This web site is presented for informational purposes only. These materials do not constitute legal advice and do not create a solicitor-client relationship between you and David T.S. Fraser. If you are seeking specific advice related to Canadian privacy law or PIPEDA, contact the author, David T.S. Fraser.

Thursday, December 08, 2005

UWO pension and the USA Patriot Act 

According to an item on the Western News, the University of Western Ontario is entering into an arrangement to have a US-based company administer the faculty pension. That has made at least one person unhappy that Canadian faculty info will be within the reach of the USA Patriot Act.

Communications and Public Affairs

Senator member Mike Carroll wants written assurance faculty pension information will never be turned over to secret U.S.intelligence courts. But he isn't holding his breath.

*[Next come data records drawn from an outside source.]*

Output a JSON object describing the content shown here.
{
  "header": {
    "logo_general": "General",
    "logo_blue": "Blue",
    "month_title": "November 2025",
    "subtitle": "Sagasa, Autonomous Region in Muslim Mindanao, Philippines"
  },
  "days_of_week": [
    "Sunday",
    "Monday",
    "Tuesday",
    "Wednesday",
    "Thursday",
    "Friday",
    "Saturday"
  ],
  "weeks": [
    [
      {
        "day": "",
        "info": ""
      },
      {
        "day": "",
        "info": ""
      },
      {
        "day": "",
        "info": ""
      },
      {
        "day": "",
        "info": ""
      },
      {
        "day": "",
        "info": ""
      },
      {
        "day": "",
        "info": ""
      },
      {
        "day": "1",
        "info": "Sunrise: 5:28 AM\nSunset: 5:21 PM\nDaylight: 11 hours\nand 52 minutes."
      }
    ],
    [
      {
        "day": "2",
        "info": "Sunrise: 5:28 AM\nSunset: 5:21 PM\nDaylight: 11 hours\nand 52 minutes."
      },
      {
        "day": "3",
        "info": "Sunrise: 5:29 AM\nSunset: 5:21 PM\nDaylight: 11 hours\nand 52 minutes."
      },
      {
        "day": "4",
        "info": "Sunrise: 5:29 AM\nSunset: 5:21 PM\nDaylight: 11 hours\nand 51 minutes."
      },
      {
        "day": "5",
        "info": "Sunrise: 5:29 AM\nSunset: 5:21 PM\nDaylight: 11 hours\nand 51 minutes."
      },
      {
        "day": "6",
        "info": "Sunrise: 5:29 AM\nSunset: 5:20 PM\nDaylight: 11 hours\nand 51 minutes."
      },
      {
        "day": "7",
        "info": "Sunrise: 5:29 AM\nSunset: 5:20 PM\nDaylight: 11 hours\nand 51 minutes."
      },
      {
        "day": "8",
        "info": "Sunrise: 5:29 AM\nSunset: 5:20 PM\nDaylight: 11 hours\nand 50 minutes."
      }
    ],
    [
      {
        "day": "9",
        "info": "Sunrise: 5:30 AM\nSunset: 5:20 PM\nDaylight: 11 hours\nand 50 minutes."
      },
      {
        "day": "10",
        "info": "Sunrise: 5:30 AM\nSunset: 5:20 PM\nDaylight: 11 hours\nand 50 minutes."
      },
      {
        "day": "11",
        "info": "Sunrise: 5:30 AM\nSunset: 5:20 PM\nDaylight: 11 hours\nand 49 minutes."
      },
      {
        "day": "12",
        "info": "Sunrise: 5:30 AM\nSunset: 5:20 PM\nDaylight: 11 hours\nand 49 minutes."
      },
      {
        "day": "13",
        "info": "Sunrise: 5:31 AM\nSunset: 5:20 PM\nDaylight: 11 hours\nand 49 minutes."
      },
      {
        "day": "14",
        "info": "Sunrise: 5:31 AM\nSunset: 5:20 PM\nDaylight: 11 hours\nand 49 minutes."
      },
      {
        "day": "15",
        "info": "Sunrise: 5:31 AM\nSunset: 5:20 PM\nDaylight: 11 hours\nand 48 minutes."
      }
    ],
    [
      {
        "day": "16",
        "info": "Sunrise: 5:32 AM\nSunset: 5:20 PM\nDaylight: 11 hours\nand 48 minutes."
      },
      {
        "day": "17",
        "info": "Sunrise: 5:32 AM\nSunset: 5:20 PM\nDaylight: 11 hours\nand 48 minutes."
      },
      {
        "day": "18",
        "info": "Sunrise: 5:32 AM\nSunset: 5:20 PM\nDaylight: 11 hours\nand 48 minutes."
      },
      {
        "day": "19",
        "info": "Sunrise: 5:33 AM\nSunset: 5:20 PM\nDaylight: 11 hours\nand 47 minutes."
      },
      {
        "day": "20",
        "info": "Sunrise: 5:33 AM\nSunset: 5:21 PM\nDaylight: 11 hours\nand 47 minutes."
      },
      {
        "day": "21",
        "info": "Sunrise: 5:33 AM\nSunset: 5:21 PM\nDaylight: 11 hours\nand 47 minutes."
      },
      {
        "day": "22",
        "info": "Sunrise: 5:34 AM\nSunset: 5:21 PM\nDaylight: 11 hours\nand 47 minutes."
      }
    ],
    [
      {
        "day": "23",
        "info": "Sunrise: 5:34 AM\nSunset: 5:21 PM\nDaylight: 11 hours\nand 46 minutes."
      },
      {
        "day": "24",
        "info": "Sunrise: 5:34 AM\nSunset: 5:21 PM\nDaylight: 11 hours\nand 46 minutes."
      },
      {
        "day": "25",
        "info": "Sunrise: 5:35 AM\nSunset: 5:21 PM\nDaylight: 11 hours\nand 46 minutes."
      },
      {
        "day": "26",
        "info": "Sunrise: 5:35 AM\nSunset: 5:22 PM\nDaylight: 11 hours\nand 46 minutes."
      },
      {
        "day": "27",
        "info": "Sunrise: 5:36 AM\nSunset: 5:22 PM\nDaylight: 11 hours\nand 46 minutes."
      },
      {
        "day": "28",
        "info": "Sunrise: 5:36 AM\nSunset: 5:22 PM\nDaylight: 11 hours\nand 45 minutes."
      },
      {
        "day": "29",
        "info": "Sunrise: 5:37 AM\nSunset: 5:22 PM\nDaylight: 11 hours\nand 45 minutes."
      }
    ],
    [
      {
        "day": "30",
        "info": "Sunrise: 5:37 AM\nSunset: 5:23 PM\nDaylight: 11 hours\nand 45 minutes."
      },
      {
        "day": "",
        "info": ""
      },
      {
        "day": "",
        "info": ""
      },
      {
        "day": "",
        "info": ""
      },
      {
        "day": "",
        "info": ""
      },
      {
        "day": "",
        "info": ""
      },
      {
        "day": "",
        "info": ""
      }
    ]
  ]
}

So why be concerned if you're not a terrorist?


The statement seems to be saying that they might well transmit our pension data across international boundaries - and this of course would in itself bring such data within reach of the Patriot Act

Ok, but so what? No terrorists here, right? Why worry? Actually, for several reasons. U.S. FIS courts operate in secrecy with little or no oversight (it's a crime to reveal an action of this court and a felony not to comply with an order to turn over records). As any number of academic bodies in the U.S. (including a number of academic Senates just a tad more activist than ours) have suggested, the wide-ranging authority granted under the Patriot Act poses a threat to civil liberties and creates a climate of fear that undermines academic freedom. In addition, the combination of such wide ranging-power with strict secrecy means that mistakes affecting ordinary (and innocent) people are easy to make and hard to correct (think Ted Kennedy and the "no fly" list).

U.S. academics have no choice at the moment. They are subject to the Patriot Act. But it seems to me entirely inappropriate that the Western Administration should so casually enter into an institutional arrangement that likely puts our personal data within reach of U.S. courts acting under the authority of that Act. At Senate tomorrow, I will be asking the Administration to seek explicit written assurances from Buck Consultants Canada that they will not be shipping our data across international boundaries and would not comply with a FIS court order to turn over data.

Simple. questions that should have straightforward answers. Anyone want to bet we'll ever see those answers? I personally think it unlikely, unless of course someone in SLB decides it might improve our grade on the Globe and Mail scorecard.